FubarPA has asked for the wisdom of the Perl Monks concerning the following question:

Fellow Monks,

I'm involved in switching a client over to a new platform. Part of the platform change is a change of database platforms (from mainframe to SQL Server). I've been tasked with coming up with a data verification tool to make sure the data did not go corrupt in the move. I've selected Perl to do this task.

Essentially, I have 2 CSV files: One from the mainframe, and one from the SQL server. I need to compare these record by record, field by field, and note any differences. I started down the road of using the DBI interface with CSV files, but I'm not certain if this is the way to go. I have these options available to me:

I'm thinking it may be easier for me to use the CSV file as a driver as I am now, but use ODBC access to the SQL server to do the lookup / compares. Any thoughts would be appreciated. Thanks.
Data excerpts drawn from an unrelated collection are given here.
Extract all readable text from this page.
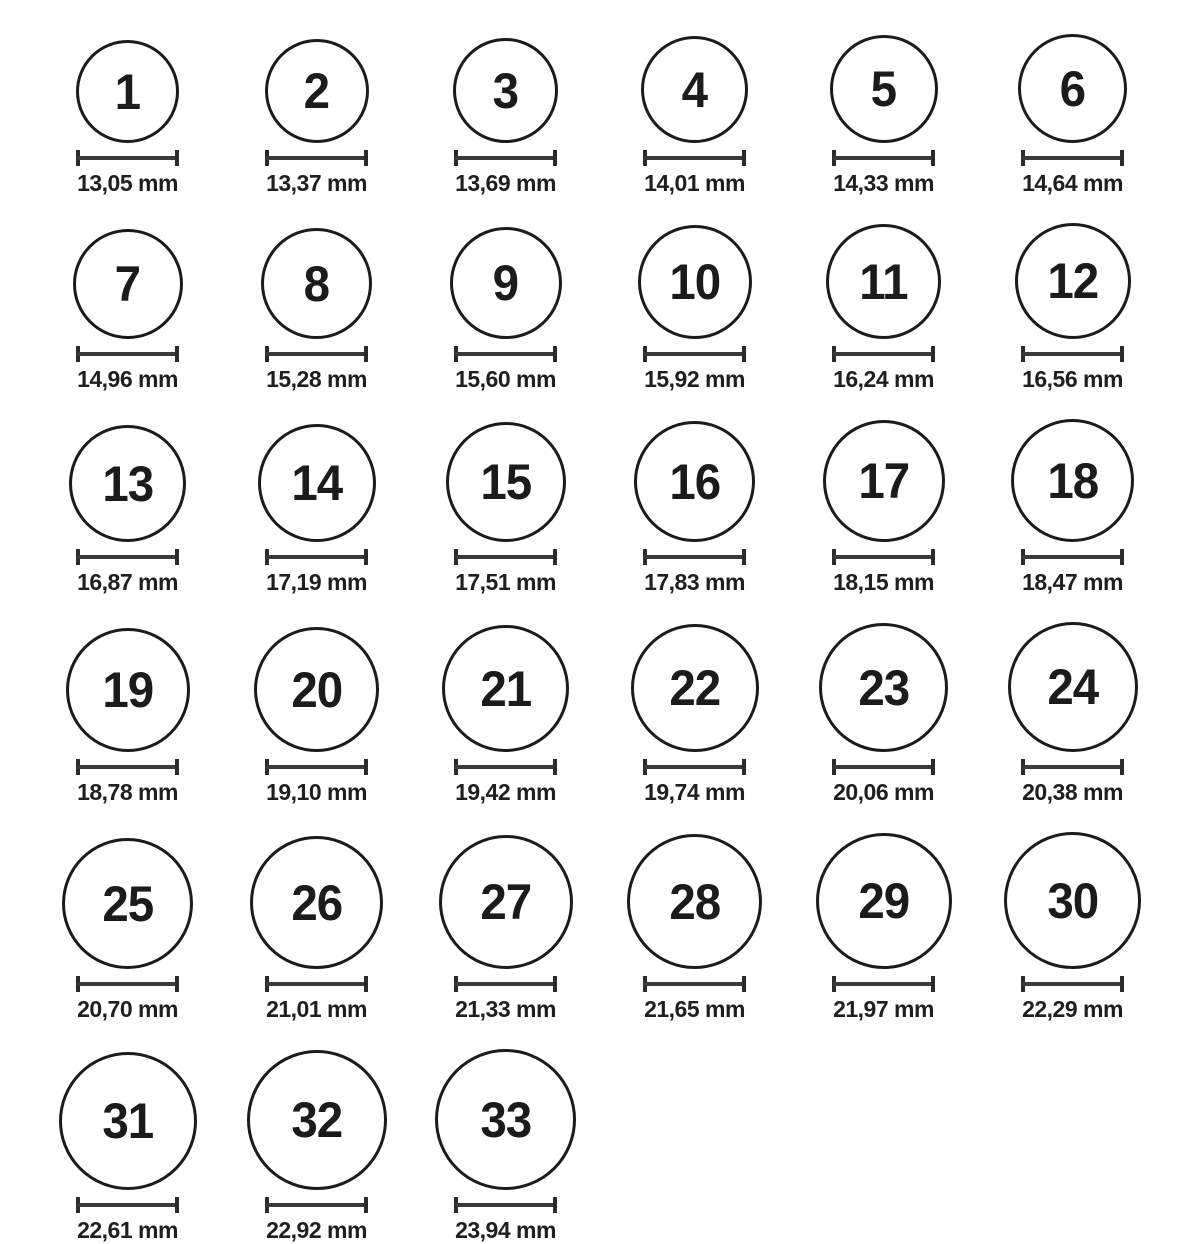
1
13,05 mm
2
13,37 mm
3
13,69 mm
4
14,01 mm
5
14,33 mm
6
14,64 mm
7
14,96 mm
8
15,28 mm
9
15,60 mm
10
15,92 mm
11
16,24 mm
12
16,56 mm
13
16,87 mm
14
17,19 mm
15
17,51 mm
16
17,83 mm
17
18,15 mm
18
18,47 mm
19
18,78 mm
20
19,10 mm
21
19,42 mm
22
19,74 mm
23
20,06 mm
24
20,38 mm
25
20,70 mm
26
21,01 mm
27
21,33 mm
28
21,65 mm
29
21,97 mm
30
22,29 mm
31
22,61 mm
32
22,92 mm
33
23,94 mm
Replies are listed 'Best First'.
Re: Comparing data between data sources
by pbeckingham (Parson) on Aug 17, 2004 at 14:19 UTC

    If you have CSV files already, why not just use:

    % diff old.csv new.csv
    for each of your corresponding files in the set?



    pbeckingham - typist, perishable vertebrate.
      Well, the problem is there are some minor differences that I have to take into account. For example, the mainframe exports null information as ??? in my CSV file, so I either need to replace that with spaces first, or code for that issue. My other problem is that I'm on Windows, and I don't have a diff utility at my disposal at the moment. Good thought, though. Might come in handy for some of the other validations I have to do to other things down the line.
        diff comes with Cygwin which can be installed in local user space. Perl also comes with this environment. A quick search of CPAN yields a multitude of "diff" modules.
Re: Comparing data between data sources
by mpeppler (Vicar) on Aug 17, 2004 at 14:33 UTC
    If the data between the two data sources is supposed to be exactly the same then you could compute MD5 sums for each row and only dig deeper if the MD5 sums differ. You could even start by computing the MD5 sums for the files and check these - if the MD5 sums of two files is the same then the data in the files is almost certainly the same.

    If there are whitespace or other non-significant differences then you'll either have to remove these differences between the two CSV files before performing the MD5 checks.

    Michael

Re: Comparing data between data sources
by jZed (Prior) on Aug 17, 2004 at 17:01 UTC
    I think for your purposes the cygwin diff utility should work fine (you can use it without needing to install cygwin). If you need finer grained comparison, you might be able to build on CSV table diff utility.

    In regards to using ODBC to do the searching - if your files are large, you may gain some speed that way, but trying it yourself is the only way to know how much you'd gain.

Re: Comparing data between data sources
by FubarPA (Monk) on Aug 18, 2004 at 19:06 UTC
    I ended up going with a solution of using DBI for the CSV access and Win32::ODBC to do the lookup to the SQL server. It's not 100% efficient by any means (I'm still pretty new to perl and all), but it gets the job done. To do the compares, I read in the CSV record, look up the corresponding record on the database, and do a field-by-field compare, which works ourt pretty nicely. I actually did get the CSV to CSV lookups working, but it was horribly slow. Thanks for the responses.